A unit of a ring is an element that has a multiplicative inverse. In the natural numbers, the only unit is 1, because 2 has "inverse" $\frac{1}{2}$ that is not a natural number. In the integers, -1 also becomes a unit. Surprisingly, going to $\mathbb{Z}[x]$ , there are no new units; it's still 1 and -1. ( $x$ is not a unit because its inverse would be $x^{-1}$ , not a polynomial.) Two elements of a ring are associated if you can multiply a unit to one element to obtain the other.

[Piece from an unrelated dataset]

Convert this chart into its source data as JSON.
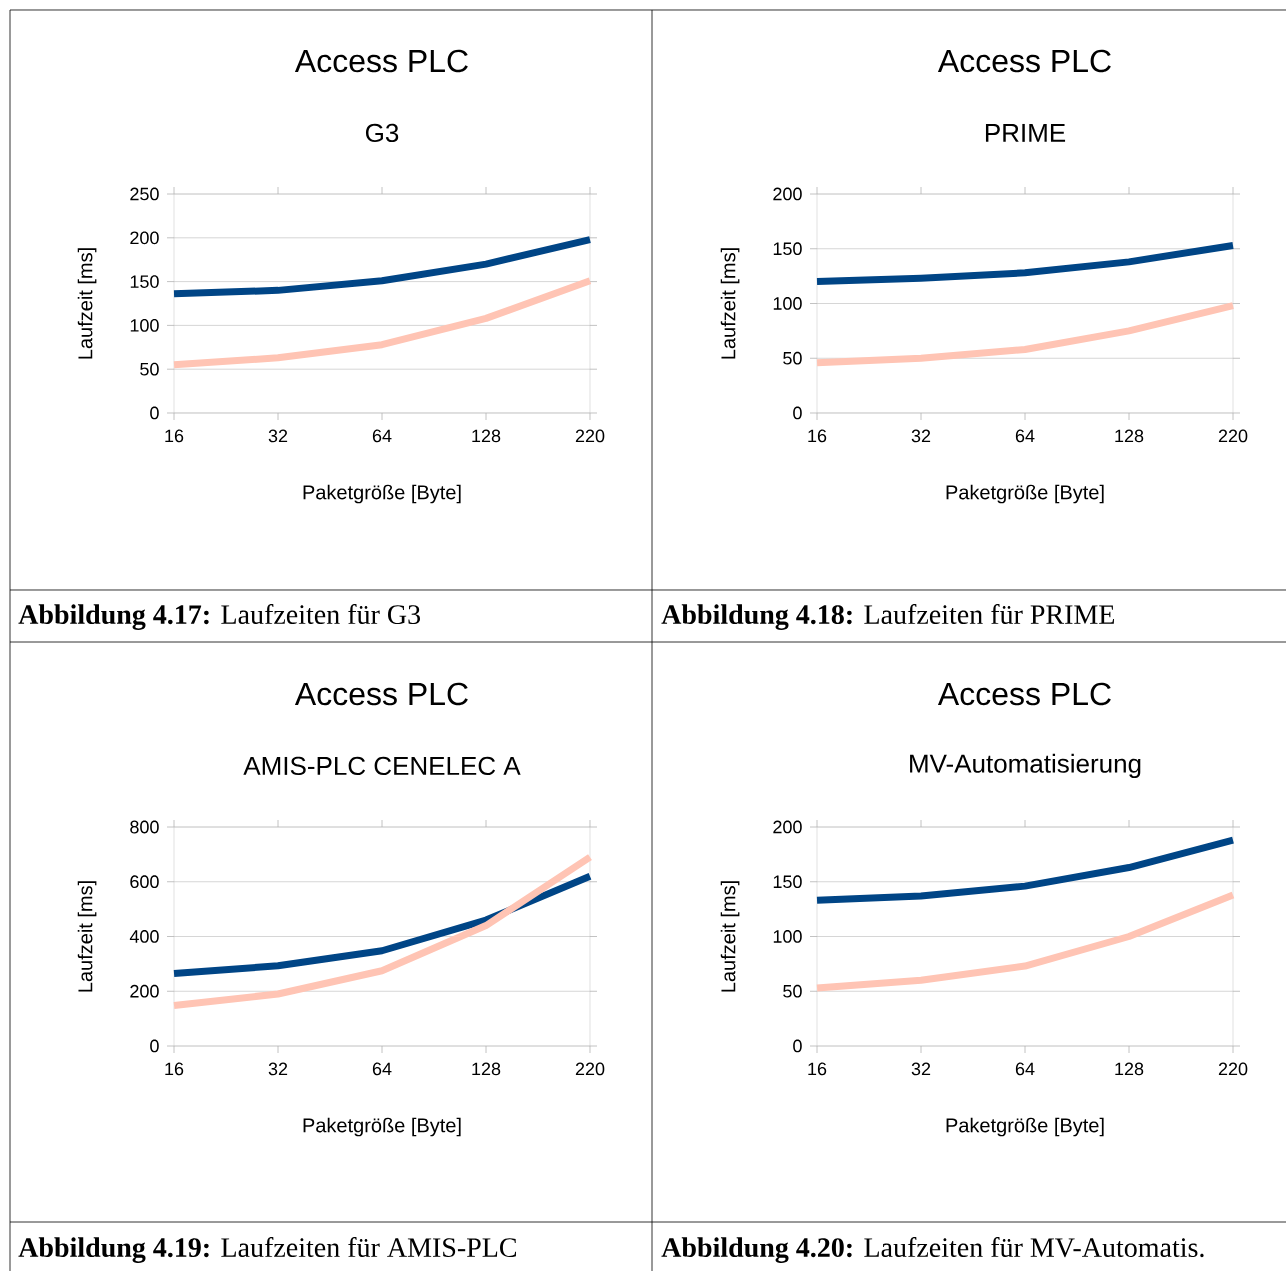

A unique factorization domain is a (commutative) ring where every nonzero element can be factorized uniquely into irreducible elements (or prime elements), except probably multiplying the factors by units, and changing their orders. A common example is the ring of positive integers or the ring of integers (due to the fundamental theorem of arithmetic). $12 = 2^2 \cdot 3$ is the unique factorization (you can also have $12 = (-1) \cdot (-2) \cdot 2 \cdot 3$ , but they are just multiplying the factors by units, so it's considered the same). It turns out that $\mathbb{Z}[x]$ is also a unique factorization domain.

The importance of that is that we can factorize any element $e$ of $\mathbb{Z}[x]$ , take all those factors (with multiplicities) and throw in $-1$ (because it's a unit), and now all factors of $e$ can be generated by taking some subset of them and multiplying them all together. For example, $12 = 2^2 \cdot 3$ , so take $2, 2, 3$ , throw in $-1$ as a unit, and now all factors of 12 can be generated by taking some subset of $2, 2, 3, -1$ and multiplying them together. For example, taking $2, 2, -1$ gives the factor -4 of 12. The same also applies to $x^4 - 1$ in the problem; this time, it factorizes to $(x-1)(x+1)(x^2+1)$ , so all factors can be generated by taking some subset of $x-1, x+1, x^2+1, -1$ and multiplying them all together.